Historians are trained to approach history as a process, rather than an unassailable truth. This scholarly approach often makes them the target of the ire of conservatives. This is what happened in the case of the Enola Gay exhibit, where the AFA and other lobbies labeled the historians on the advisory panel “revisionists.” Research on the bombings had raised interesting facts and questions, such as why Nagasaki had to be bombed within three days of Hiroshima if Hiroshima was meant as a scare tactic for Japan. Why didn’t the air force wait for a longer period to see imperial Japan’s response to Hiroshima? And then there was the Soviet angle. Were civilians killed to send a strong message to the Soviet Union about US power? These questions suggested there was more than one reason for the bombings, which diluted the idea of the US fighting only the good fight.

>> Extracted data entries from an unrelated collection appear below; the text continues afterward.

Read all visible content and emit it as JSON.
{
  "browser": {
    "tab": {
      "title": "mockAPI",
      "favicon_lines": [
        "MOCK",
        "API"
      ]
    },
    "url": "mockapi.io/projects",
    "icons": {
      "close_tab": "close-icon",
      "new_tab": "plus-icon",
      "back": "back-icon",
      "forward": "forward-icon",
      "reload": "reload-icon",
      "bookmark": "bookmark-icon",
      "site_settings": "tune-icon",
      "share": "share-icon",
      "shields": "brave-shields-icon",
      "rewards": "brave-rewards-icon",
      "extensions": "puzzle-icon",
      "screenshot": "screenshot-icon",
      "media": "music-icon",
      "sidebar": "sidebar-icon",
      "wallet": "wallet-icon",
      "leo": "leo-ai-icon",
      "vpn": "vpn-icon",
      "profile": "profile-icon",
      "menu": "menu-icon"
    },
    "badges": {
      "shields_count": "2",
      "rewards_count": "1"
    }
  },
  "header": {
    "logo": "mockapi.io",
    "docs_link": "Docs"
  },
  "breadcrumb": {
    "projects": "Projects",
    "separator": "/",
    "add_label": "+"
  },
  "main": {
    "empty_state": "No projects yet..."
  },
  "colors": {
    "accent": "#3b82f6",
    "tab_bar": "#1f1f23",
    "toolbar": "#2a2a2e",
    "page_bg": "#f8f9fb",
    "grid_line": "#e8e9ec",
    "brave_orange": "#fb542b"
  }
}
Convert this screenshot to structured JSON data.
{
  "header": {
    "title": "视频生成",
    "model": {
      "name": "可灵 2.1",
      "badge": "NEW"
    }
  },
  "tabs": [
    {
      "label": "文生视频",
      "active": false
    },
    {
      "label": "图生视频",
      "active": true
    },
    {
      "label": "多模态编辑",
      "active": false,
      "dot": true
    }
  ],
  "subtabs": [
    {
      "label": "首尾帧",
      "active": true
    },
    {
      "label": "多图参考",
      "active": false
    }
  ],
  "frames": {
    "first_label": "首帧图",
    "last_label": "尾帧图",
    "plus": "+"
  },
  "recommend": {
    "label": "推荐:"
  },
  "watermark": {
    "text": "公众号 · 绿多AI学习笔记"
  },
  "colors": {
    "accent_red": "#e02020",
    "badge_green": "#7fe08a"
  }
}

Another objection the AFA and other critics raised was that the photos of the Japanese dead were not balanced out by photos of American casualties. But even if the exhibit had planned to show both, the impact would be very different, because American casualties were soldiers, while the Japanese dead were women and children. Even the smallest Japanese artifact—such as a schoolgirl’s melted lunch box—had the potential to overshadow the mighty Enola Gay airship. The truth is that nothing could cancel out the tragedy of Hiroshima. It had to be accepted, as much as the narrative of triumph.

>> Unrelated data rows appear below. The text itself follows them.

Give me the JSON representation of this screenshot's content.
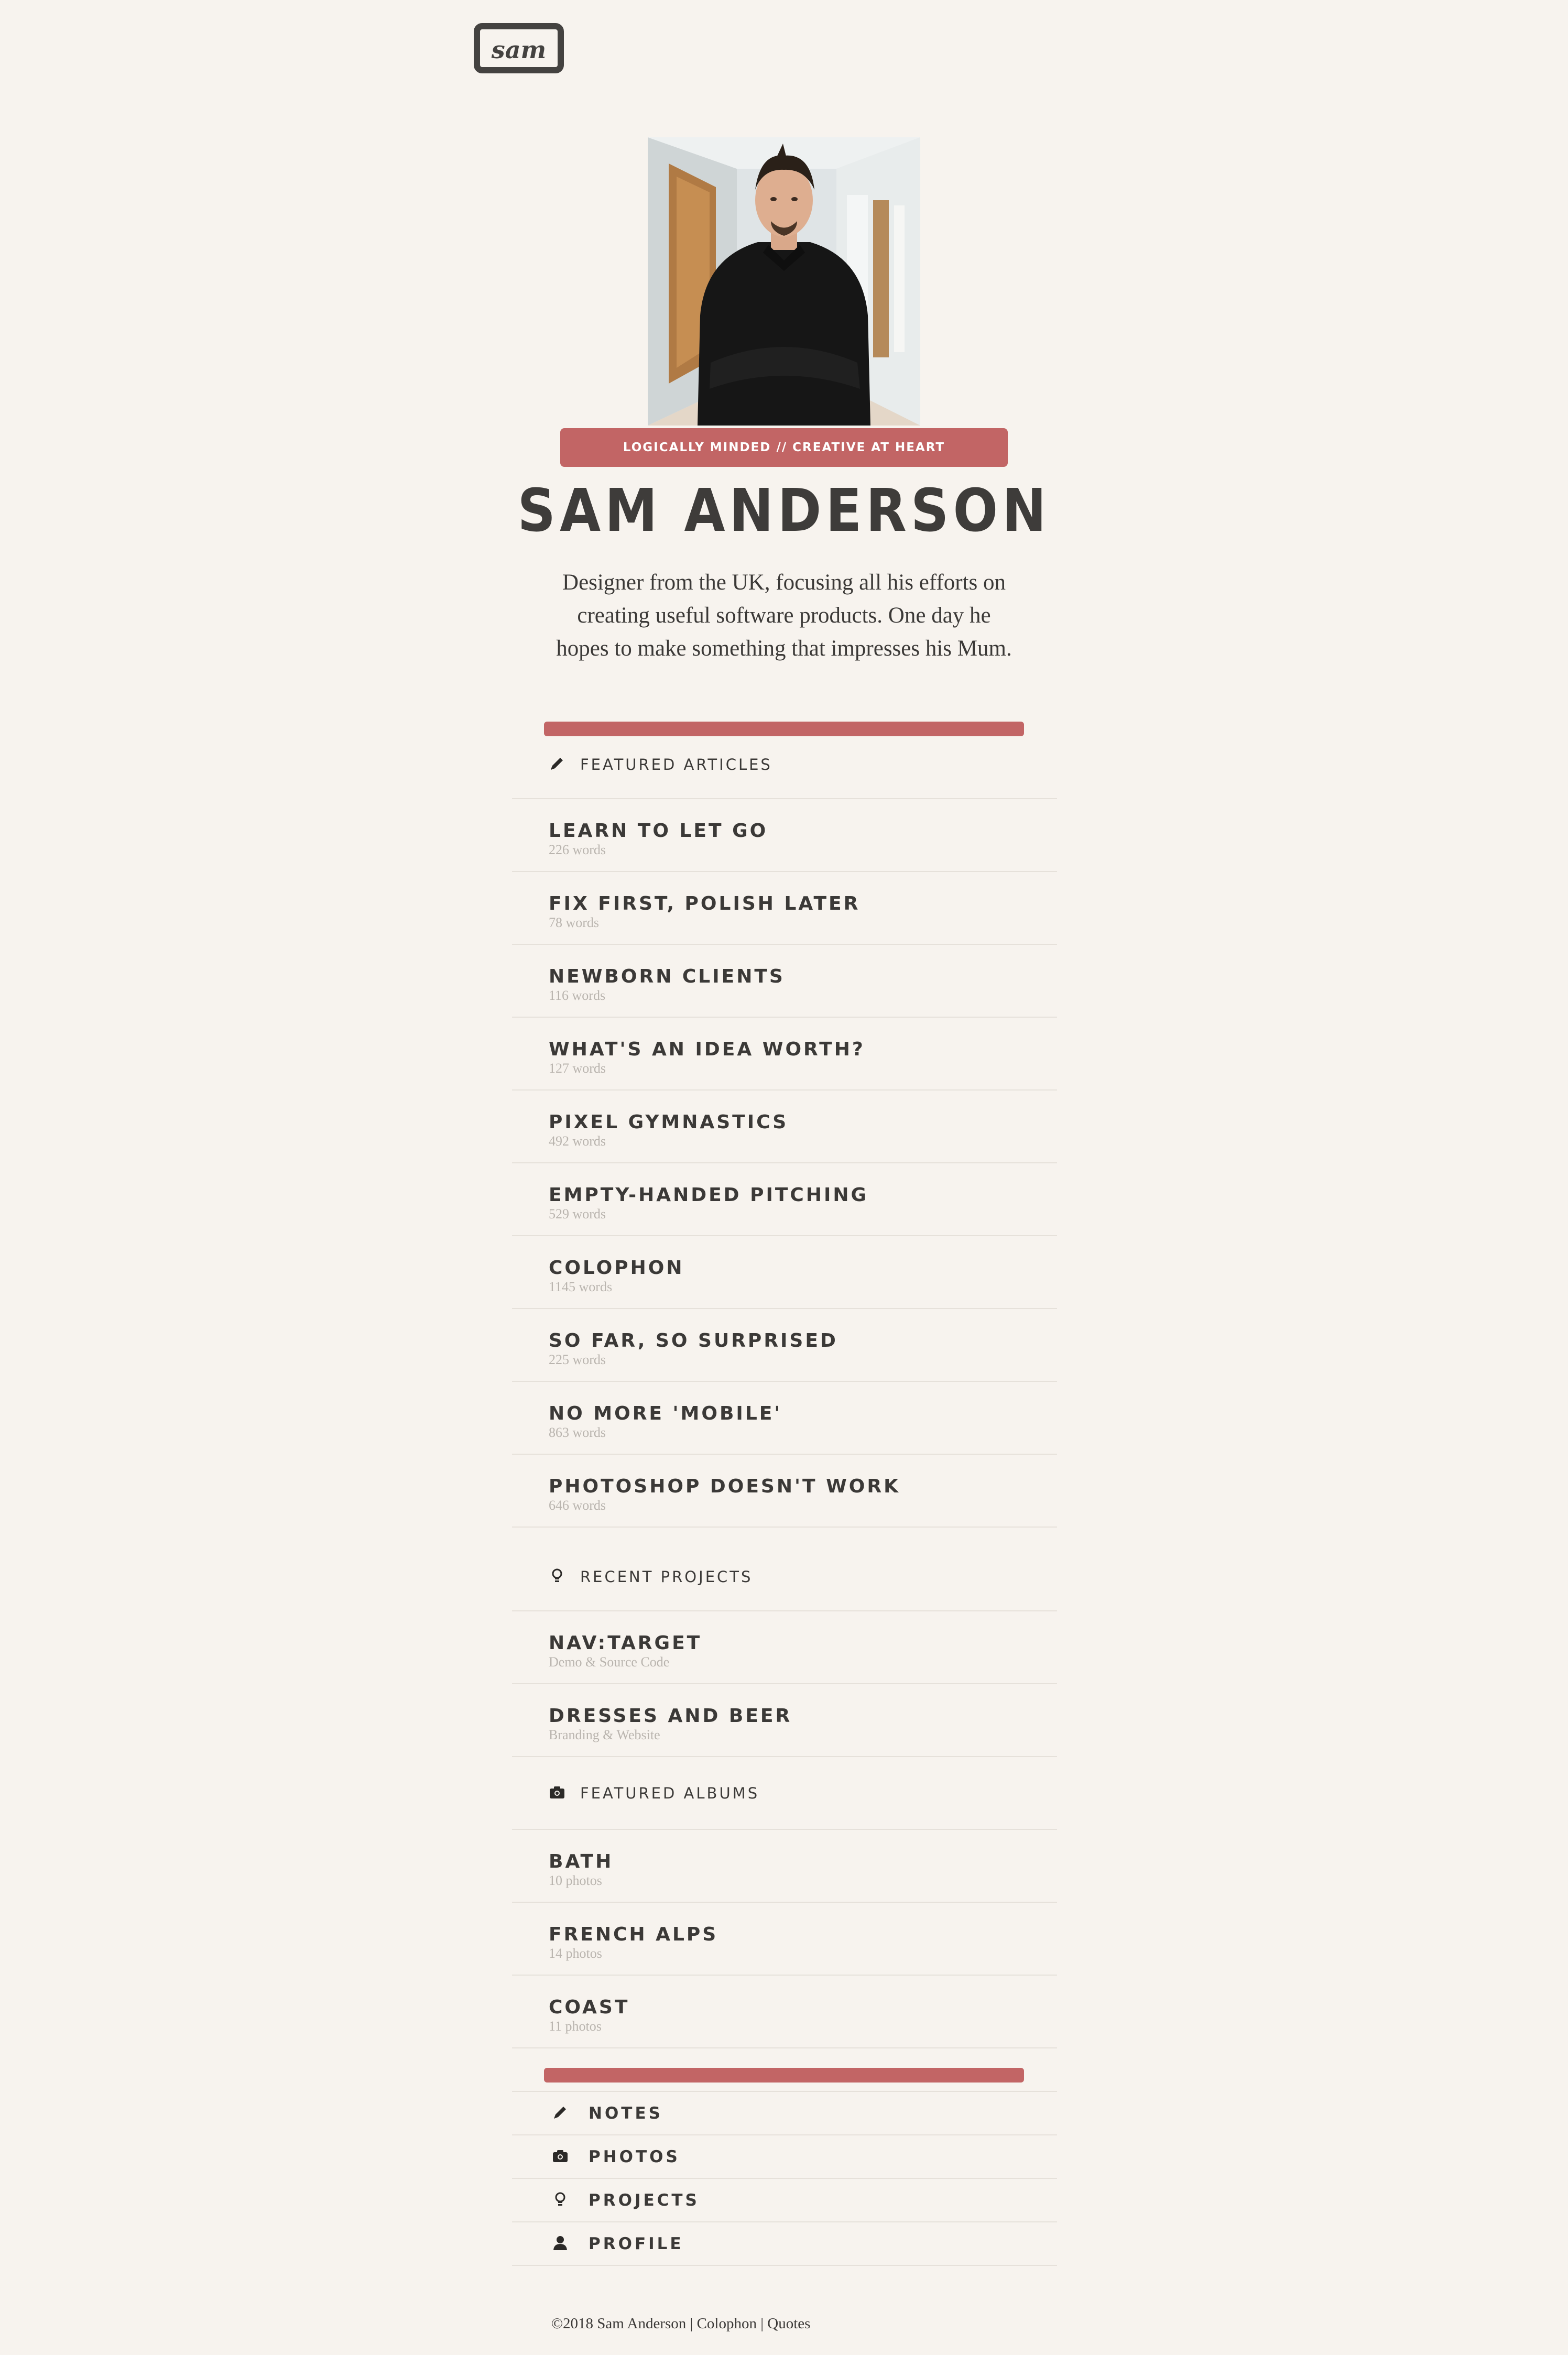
{
  "logo": {
    "text": "sam"
  },
  "hero": {
    "photo_alt": "Portrait of Sam Anderson",
    "tagline": "LOGICALLY MINDED // CREATIVE AT HEART",
    "name": "SAM ANDERSON",
    "bio": "Designer from the UK, focusing all his efforts on creating useful software products. One day he hopes to make something that impresses his Mum."
  },
  "articles": {
    "heading": "FEATURED ARTICLES",
    "icon": "pencil-icon",
    "items": [
      {
        "title": "LEARN TO LET GO",
        "meta": "226 words"
      },
      {
        "title": "FIX FIRST, POLISH LATER",
        "meta": "78 words"
      },
      {
        "title": "NEWBORN CLIENTS",
        "meta": "116 words"
      },
      {
        "title": "WHAT'S AN IDEA WORTH?",
        "meta": "127 words"
      },
      {
        "title": "PIXEL GYMNASTICS",
        "meta": "492 words"
      },
      {
        "title": "EMPTY-HANDED PITCHING",
        "meta": "529 words"
      },
      {
        "title": "COLOPHON",
        "meta": "1145 words"
      },
      {
        "title": "SO FAR, SO SURPRISED",
        "meta": "225 words"
      },
      {
        "title": "NO MORE 'MOBILE'",
        "meta": "863 words"
      },
      {
        "title": "PHOTOSHOP DOESN'T WORK",
        "meta": "646 words"
      }
    ]
  },
  "projects": {
    "heading": "RECENT PROJECTS",
    "icon": "lightbulb-icon",
    "items": [
      {
        "title": "NAV:TARGET",
        "meta": "Demo & Source Code"
      },
      {
        "title": "DRESSES AND BEER",
        "meta": "Branding & Website"
      }
    ]
  },
  "albums": {
    "heading": "FEATURED ALBUMS",
    "icon": "camera-icon",
    "items": [
      {
        "title": "BATH",
        "meta": "10 photos"
      },
      {
        "title": "FRENCH ALPS",
        "meta": "14 photos"
      },
      {
        "title": "COAST",
        "meta": "11 photos"
      }
    ]
  },
  "nav": [
    {
      "label": "NOTES",
      "icon": "pencil-icon"
    },
    {
      "label": "PHOTOS",
      "icon": "camera-icon"
    },
    {
      "label": "PROJECTS",
      "icon": "lightbulb-icon"
    },
    {
      "label": "PROFILE",
      "icon": "person-icon"
    }
  ],
  "footer": {
    "copyright": "©2018",
    "author": "Sam Anderson",
    "sep": "|",
    "colophon": "Colophon",
    "quotes": "Quotes"
  },
  "colors": {
    "accent": "#c26565",
    "background": "#f7f3ee",
    "text": "#3b3937",
    "meta": "#b9b4ae"
  }
}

By denying the coexistence of these two narratives and running down the work of serious historians, the AFA, sections of the media, and other opponents delivered a blow to the spirit of democracy itself. The ability for a culture to critique itself is “the lifeblood of democracy.” A democracy has to possess “tolerance of principled criticism, a constant willingness to entertain serious challenges to entrenched and orthodox views.” The cancellation of the Enola Gay exhibit shows the peril in which American democracy lay at the end of the twentieth century.